Speech professor Jan Ballantine now has to reschedule a class that was already planned as a makeup session.
"I log on at 6:30 p.m. and - guess what? - I can't get in," said Ballantine, who teaches four classes online. "I called the help desk, and they said, "We're sorry but it went out at 6.' At 11 o'clock, I still couldn't get on."
Ballantine's students, meanwhile, were frantically trying to log in to the college's private network.
SPC's server told them it was busy, or that service was denied.
"They left messages on my work machines, they e-mailed my work account, which I couldn't check until the next day," Ballantine said. "They all thought it was their fault."
SPC's infected computers were cleaned out, and faculty members were sent an e-mail Monday explaining what happened.
The school has spent $300,000 to upgrade Internet software and hardware in the past four years and plans to spend a half million more, Carney said. SPC, which also offers certificates in information technology, is equipped to handle such an attack because it is part of the International Information Systems Security Certifications Consortium. The school hosted a cyber security summit in January with the FBI.
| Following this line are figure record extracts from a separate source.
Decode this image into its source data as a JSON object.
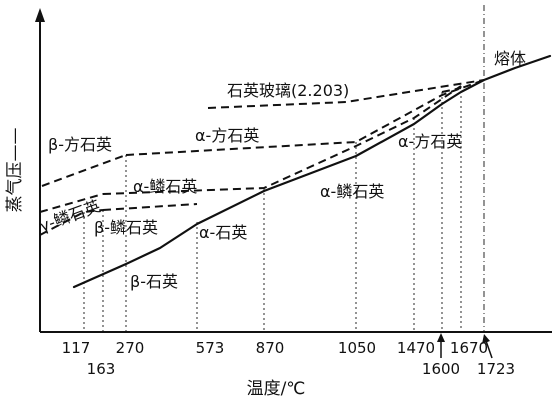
{
  "diagram": {
    "y_axis_label": "蒸气压——",
    "x_axis_label": "温度/℃",
    "x_ticks": [
      "117",
      "163",
      "270",
      "573",
      "870",
      "1050",
      "1470",
      "1600",
      "1670",
      "1723"
    ],
    "phase_labels": {
      "melt": "熔体",
      "quartz_glass": "石英玻璃(2.203)",
      "beta_cristobalite": "β-方石英",
      "alpha_cristobalite_upper": "α-方石英",
      "alpha_cristobalite_right": "α-方石英",
      "gamma_tridymite": "γ-鳞石英",
      "alpha_tridymite_left": "α-鳞石英",
      "beta_tridymite": "β-鳞石英",
      "alpha_tridymite_right": "α-鳞石英",
      "alpha_quartz": "α-石英",
      "beta_quartz": "β-石英"
    }
  }
}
Internet security specialist Winn Schwartau said the very nature of the college made it vulnerable to an attack.
"Education institutions are notoriously the least secure because education systems are meant to be an open exchange of knowledge, and, therefore, you don't have a lot of controls in place," he said.
In many instances, Schwartau said, it's the top executives who open infected e-mail attachments.
SPC said the school's operations are back to normal, or will be once the students get a chance to make up last week's classes.
"Last Thursday was very stressful for those students who were already stressed to give their speeches online," Ballantine said. "So this Thursday night, we're going to meet again - God and server willing."